In this sense, Urbit reminds me of an amateur novel or a poorly paced film: an outrageously detailed beginning that goes on forever, a hasty middle section, and a paper-thin ending as the author either gets tired or realizes it’ll take them a thousand years to finish everything at the same level of detail.

This half-bakedness discredits Urbit: if you’re really serious about your work, then you should be disciplined and focus on the stuff that actually matters, not toying around with the fun-but-marginal stuff for twenty years.

Conclusion

I am disappointed by Urbit. Its deep hubris in rearchitecting the entire computing/networking stack has wasted years of development effort, created an impossible maintenance burden, and made it inaccessible to most people who value their time. The product that Urbit actually ended up shipping is light on substance, offering little over what is otherwise already available today. Furthermore, its development slowness means that it is missing many features that seem like obvious table stakes in the age of blockchains: with no model for decentralized data storage or server ownership, I see no value. The notion that I should host my decentralized, peer-to-peer server on a third-party cloud feels like a bitter joke.

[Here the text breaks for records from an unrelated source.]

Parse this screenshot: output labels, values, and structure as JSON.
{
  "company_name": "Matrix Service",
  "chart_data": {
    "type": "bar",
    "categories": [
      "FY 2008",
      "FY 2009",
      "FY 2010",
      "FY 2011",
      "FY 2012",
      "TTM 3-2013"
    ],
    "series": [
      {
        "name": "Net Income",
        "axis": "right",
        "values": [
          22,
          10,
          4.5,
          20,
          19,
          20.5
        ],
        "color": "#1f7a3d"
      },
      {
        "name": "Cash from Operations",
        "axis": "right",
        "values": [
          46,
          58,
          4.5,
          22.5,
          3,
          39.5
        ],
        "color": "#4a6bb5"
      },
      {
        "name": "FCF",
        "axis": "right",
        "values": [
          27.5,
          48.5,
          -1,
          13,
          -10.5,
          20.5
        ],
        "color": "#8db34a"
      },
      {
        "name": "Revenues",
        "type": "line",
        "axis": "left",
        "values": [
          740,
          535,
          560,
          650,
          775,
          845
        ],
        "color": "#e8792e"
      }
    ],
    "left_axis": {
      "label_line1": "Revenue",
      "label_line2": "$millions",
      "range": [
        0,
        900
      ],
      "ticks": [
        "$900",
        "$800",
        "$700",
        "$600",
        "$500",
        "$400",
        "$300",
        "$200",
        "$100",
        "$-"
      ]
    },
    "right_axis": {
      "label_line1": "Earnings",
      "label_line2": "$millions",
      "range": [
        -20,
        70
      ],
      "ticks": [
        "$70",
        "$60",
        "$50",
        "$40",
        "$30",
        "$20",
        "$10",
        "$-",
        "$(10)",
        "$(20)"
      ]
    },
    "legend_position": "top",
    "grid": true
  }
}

The final nail in the coffin is that – opposite to the real world – in Urbit, 0 is a truthy value, and 1 is falsy. This is the most pretentious, harmful, arrogant, and vain design decision I have seen in years.5 It underscores that Urbit is not a serious effort but a vanity project.



  1. In Urbit lingo, this is known as a planet. 

  2. I don’t touch on this elsewhere in this essay because I think it’s nit-picky, but Urbit seemed really buggy to me. The disadvantages of building everything from scratch are considerable. 

  3. Some, like Terry Davis, have taken it further than others. 

  4. Imagine if Satoshi had written the original Bitcoin client not in C++ but in some insane, handrolled domain specific language. Nobody would have bothered engaging. 

  5. To whoever came up with this: fuck you. And fuck everyone who didn’t stop them.